Integridad y Sabiduria

Aplicando las profecías de la Biblia

Jairo Namnún 23 marzo, 2018

Cuando pensamos en los profetas bíblicos, solemos imaginar figuras místicas que predecían el futuro o, peor aún, los comparamos con quienes hoy en televisión dicen recibir revelaciones sobre dolencias específicas. Sin embargo, la esencia del profeta en la Escritura es radicalmente distinta: un profeta es, ante todo, alguien que habla de parte de Dios. Las visiones y predicciones cumplidas eran secundarias, simples confirmaciones de que el mensaje provenía del Señor. Deuteronomio advierte que incluso falsos profetas pueden acertar predicciones, pero si desvían hacia otros dioses, deben ser rechazados. Lo que autenticaba a un verdadero profeta no era su capacidad de adivinar, sino su fidelidad al mensaje divino.

Los libros proféticos contienen diversos subgéneros —narrativas, sermones, poemas, diálogos y visiones— que requieren atención específica. Un profeta como Jeremías experimentaba el peso de proclamar palabras de juicio que él mismo hubiera preferido callar, pero sentía un fuego interior que le impedía guardar silencio. Los cuatro elementos constantes en la predicación profética son: la autoridad de la palabra de Dios, la denuncia del pecado, la proclamación del juicio y, siempre, el anuncio de salvación. Porque el juicio divino nunca invalida su misericordia.

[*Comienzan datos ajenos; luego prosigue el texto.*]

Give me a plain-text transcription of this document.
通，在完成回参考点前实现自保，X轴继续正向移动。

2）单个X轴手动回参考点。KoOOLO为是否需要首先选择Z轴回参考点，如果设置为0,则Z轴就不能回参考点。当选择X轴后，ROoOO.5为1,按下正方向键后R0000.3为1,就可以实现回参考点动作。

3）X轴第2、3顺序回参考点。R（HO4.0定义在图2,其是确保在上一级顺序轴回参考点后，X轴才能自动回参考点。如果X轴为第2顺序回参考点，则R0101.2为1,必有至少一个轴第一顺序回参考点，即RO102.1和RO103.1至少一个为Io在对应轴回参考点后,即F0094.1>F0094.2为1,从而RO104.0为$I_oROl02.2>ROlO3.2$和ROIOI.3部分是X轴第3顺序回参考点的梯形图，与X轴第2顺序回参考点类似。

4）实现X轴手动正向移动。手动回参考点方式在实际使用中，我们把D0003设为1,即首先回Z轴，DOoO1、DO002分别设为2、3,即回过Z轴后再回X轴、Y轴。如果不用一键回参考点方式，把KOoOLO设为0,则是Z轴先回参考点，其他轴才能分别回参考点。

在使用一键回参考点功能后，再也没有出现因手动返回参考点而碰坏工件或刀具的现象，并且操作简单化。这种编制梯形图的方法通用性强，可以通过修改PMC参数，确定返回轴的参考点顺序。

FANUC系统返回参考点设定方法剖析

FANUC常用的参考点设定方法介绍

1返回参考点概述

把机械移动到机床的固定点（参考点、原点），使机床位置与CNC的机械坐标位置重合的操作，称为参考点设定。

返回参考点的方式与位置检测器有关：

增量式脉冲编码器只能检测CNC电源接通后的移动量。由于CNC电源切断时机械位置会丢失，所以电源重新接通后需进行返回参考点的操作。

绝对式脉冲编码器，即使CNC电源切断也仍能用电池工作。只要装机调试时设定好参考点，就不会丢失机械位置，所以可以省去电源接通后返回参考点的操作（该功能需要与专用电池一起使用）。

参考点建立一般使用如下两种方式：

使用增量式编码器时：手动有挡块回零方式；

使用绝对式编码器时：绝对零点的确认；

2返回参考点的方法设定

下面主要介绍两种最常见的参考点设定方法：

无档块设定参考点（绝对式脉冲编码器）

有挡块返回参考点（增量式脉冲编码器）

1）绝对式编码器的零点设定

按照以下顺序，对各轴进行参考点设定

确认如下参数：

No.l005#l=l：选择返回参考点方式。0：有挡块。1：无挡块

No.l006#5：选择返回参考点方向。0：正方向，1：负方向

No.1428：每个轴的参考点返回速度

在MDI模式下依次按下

Para interpretar correctamente las profecías, Jairo Namnún ofrece siete consejos prácticos: investigar el contexto histórico, atender el contexto inmediato, prepararse para el lenguaje figurado, notar si la profecía es condicional o incondicional, encontrar primero el significado original antes de aplicarlo, identificar si ya se cumplió o está por cumplirse, y observar el carácter de los profetas. Todo este género apunta finalmente a Cristo: la necesidad de mediadores señalaba al Mediador definitivo, y el rechazo que sufrieron los profetas anticipaba el rechazo que sufriría el Mesías, quien derramó su sangre para hacer nuestros pecados blancos como la nieve.

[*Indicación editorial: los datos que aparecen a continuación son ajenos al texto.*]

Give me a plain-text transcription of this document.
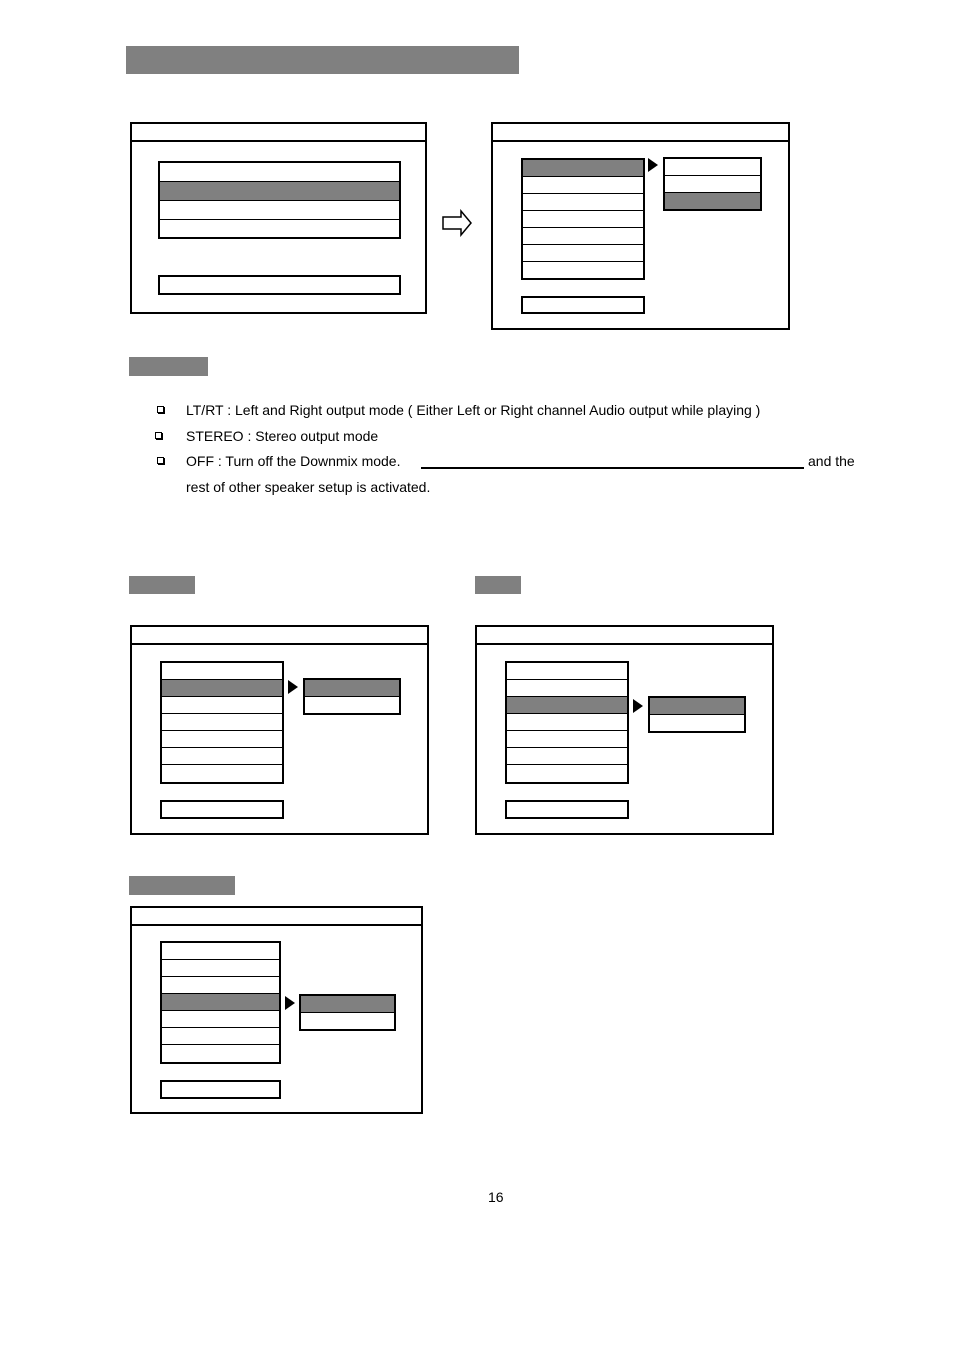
LT/RT : Left and Right output mode ( Either Left or Right channel Audio output while playing )
STEREO : Stereo output mode
OFF : Turn off the Downmix mode.	and the
rest of other speaker setup is activated.
16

  1. Según la clase, ¿cuál es la característica principal que define a un profeta bíblico, y por qué las visiones y predicciones cumplidas ocupan un lugar secundario?

  2. ¿Cuáles son los cuatro elementos que aparecen consistentemente en la predicación profética del Antiguo Testamento?

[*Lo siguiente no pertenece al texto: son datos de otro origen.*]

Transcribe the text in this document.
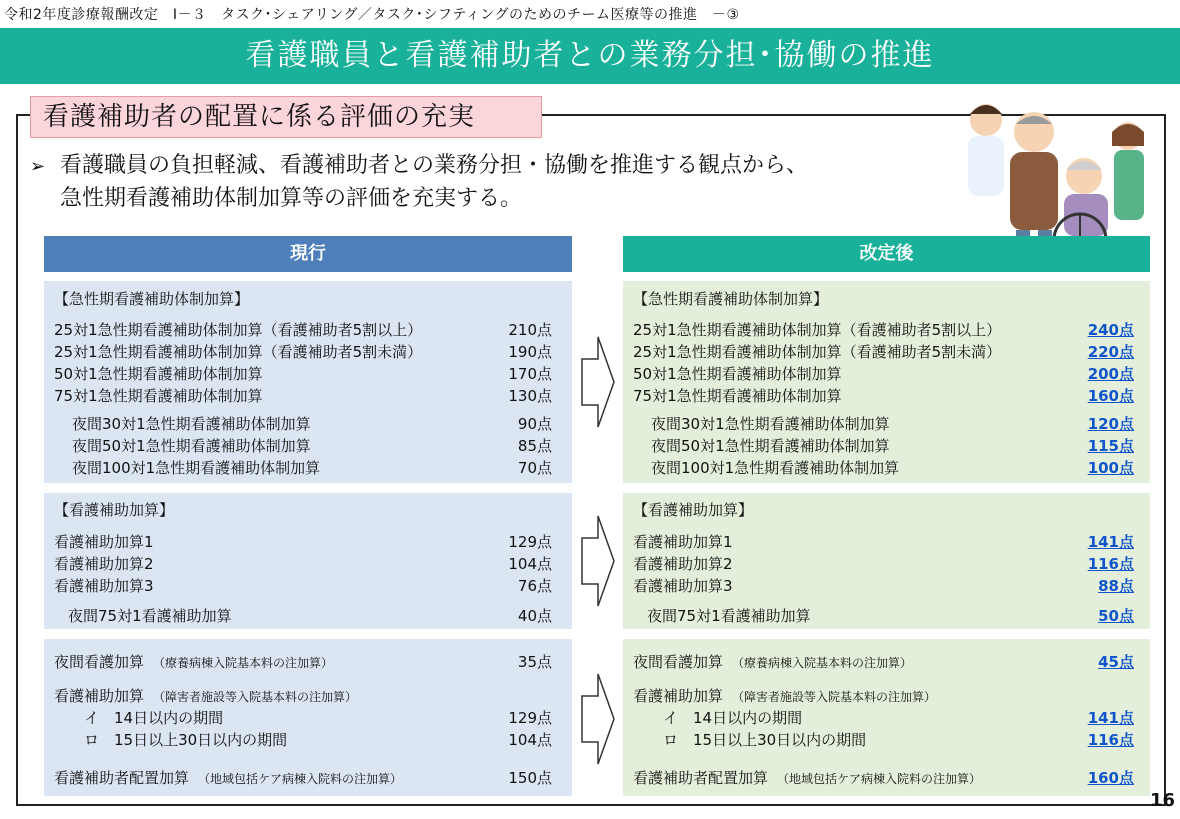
令和2年度診療報酬改定　Ⅰ－３　タスク･シェアリング／タスク･シフティングのためのチーム医療等の推進　－③
看護職員と看護補助者との業務分担･協働の推進
看護補助者の配置に係る評価の充実
➢ 看護職員の負担軽減、看護補助者との業務分担・協働を推進する観点から、
急性期看護補助体制加算等の評価を充実する。
現行	改定後
【急性期看護補助体制加算】
25対1急性期看護補助体制加算（看護補助者5割以上）	210点
25対1急性期看護補助体制加算（看護補助者5割未満）	190点
50対1急性期看護補助体制加算	170点
75対1急性期看護補助体制加算	130点
夜間30対1急性期看護補助体制加算	90点
夜間50対1急性期看護補助体制加算	85点
夜間100対1急性期看護補助体制加算	70点
【急性期看護補助体制加算】
25対1急性期看護補助体制加算（看護補助者5割以上）	240点
25対1急性期看護補助体制加算（看護補助者5割未満）	220点
50対1急性期看護補助体制加算	200点
75対1急性期看護補助体制加算	160点
夜間30対1急性期看護補助体制加算	120点
夜間50対1急性期看護補助体制加算	115点
夜間100対1急性期看護補助体制加算	100点
【看護補助加算】
看護補助加算1	129点
看護補助加算2	104点
看護補助加算3	76点
夜間75対1看護補助加算	40点
【看護補助加算】
看護補助加算1	141点
看護補助加算2	116点
看護補助加算3	88点
夜間75対1看護補助加算	50点
夜間看護加算　 （療養病棟入院基本料の注加算）	35点
看護補助加算　 （障害者施設等入院基本料の注加算）
イ　14日以内の期間	129点
ロ　15日以上30日以内の期間	104点
看護補助者配置加算　 （地域包括ケア病棟入院料の注加算）	150点
夜間看護加算　 （療養病棟入院基本料の注加算）	45点
看護補助加算　 （障害者施設等入院基本料の注加算）
イ　14日以内の期間	141点
ロ　15日以上30日以内の期間	116点
看護補助者配置加算　 （地域包括ケア病棟入院料の注加算）	160点
16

  3. Jeremías describió la palabra de Dios como un fuego ardiente que no podía contener aunque quisiera callar. ¿Has experimentado alguna vez esa tensión entre saber que debes decir una verdad difícil a alguien y el deseo de evitar las consecuencias? ¿Qué hiciste con ese "fuego"?

  4. La clase menciona que Jonás conocía la misericordia de Dios pero no quería que los ninivitas la recibieran. ¿Hay alguna persona o grupo de personas en tu vida a quienes, si eres honesto, preferirías que Dios no perdonara? ¿Qué revela eso sobre tu propio corazón?

  5. Deuteronomio enseña que Dios a veces permite que falsos profetas acierten predicciones para probar si su pueblo ama verdaderamente al Señor o simplemente busca señales. En un contexto donde abundan las "profecías" en redes sociales y ciertos círculos cristianos, ¿cómo puede una comunidad de fe discernir juntos entre mensajes genuinos y falsas palabras proféticas?